Peter then makes this clear in v. 21.  The decision to step onto the Ark was a personal decision.  But once all men are dead, then an eternal judgment is all that remains.  This is why he then says, “The like figure whereunto even baptism doth also now save us”.  Salvation is a personal decision.  But based on that decision, we will either be judged corporately with all the saints or judged corporately with all the sinners.  He’s telling his reading audience that this was true of both the saints that died before and those who’ll die after.  But from what he’s written, he knows that people are going to misinterpret it as water baptism being necessary for salvation, and so he reiterates that salvation has nothing to do with the washing the physical body (not the putting away of the filth of the flesh” ; but instead, “the answer of a good conscience toward God” and “by the resurrection of Jesus Christ”. 

Thus it should be clear.  This passage has nothing to do with water baptism for personal salvation.  This is doctrinally impossible because baptism was for ordination and not salvation, the ritual is different and the context of this passage is one of eternal salvation for the godly and eternal judgment against the ungodly and not salvation of individuals.  Selah.

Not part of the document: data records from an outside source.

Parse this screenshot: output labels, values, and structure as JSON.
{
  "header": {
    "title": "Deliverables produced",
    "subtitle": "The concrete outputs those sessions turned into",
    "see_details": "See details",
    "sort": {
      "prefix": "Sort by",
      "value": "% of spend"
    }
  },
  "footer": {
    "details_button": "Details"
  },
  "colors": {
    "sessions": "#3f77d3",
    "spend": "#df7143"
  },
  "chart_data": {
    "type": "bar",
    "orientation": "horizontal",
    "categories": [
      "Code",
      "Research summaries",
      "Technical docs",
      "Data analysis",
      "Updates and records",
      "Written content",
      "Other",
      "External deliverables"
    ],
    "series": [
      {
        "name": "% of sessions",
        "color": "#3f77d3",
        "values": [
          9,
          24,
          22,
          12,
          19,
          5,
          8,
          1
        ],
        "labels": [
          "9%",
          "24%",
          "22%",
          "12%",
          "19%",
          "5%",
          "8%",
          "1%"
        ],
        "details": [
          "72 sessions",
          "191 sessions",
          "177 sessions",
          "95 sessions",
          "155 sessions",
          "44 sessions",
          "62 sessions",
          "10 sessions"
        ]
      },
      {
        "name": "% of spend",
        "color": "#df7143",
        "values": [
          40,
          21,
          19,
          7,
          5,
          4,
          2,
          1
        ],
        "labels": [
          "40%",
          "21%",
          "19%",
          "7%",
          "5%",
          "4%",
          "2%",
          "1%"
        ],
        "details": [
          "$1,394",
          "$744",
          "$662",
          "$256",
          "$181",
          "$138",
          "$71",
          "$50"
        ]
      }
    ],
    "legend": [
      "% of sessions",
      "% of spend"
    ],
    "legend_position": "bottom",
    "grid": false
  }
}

[1] Ex. 29:1-9; 40:11-16; Lev. 8:1-9
[2] Spiritually, we’re all priests unto the Lord (1 Pet. 2:9-10).  But practically, we’re not.  Aaron and his sons were called out from God’s people to minister his Word back to them, and there were qualifications involved (Lev. 21; Num. 4).  Same today.  There are those who are called out from among his people to minister his Word back to them (Eph. 4:11-15).  But not everyone is qualified.  For just as the Old Testament had qualifications, so too does the New (1 Tim. 2:11-3:13; Tit. 1:5-9).  We’re spiritually all priests unto the Lord, but we’re not all “teaching priests” on earth.  And as some may be aware, Jesus was of the tribe of Judah and not Levi.  This was not sin.  The fundamental principles associated with the priesthood have remained the same, but its application has changed.  So when Jesus was baptized, he was revealing that there would soon be a change in the priesthood.  Selah.        
[3] Thus teaching that a Christian cannot lose their salvation.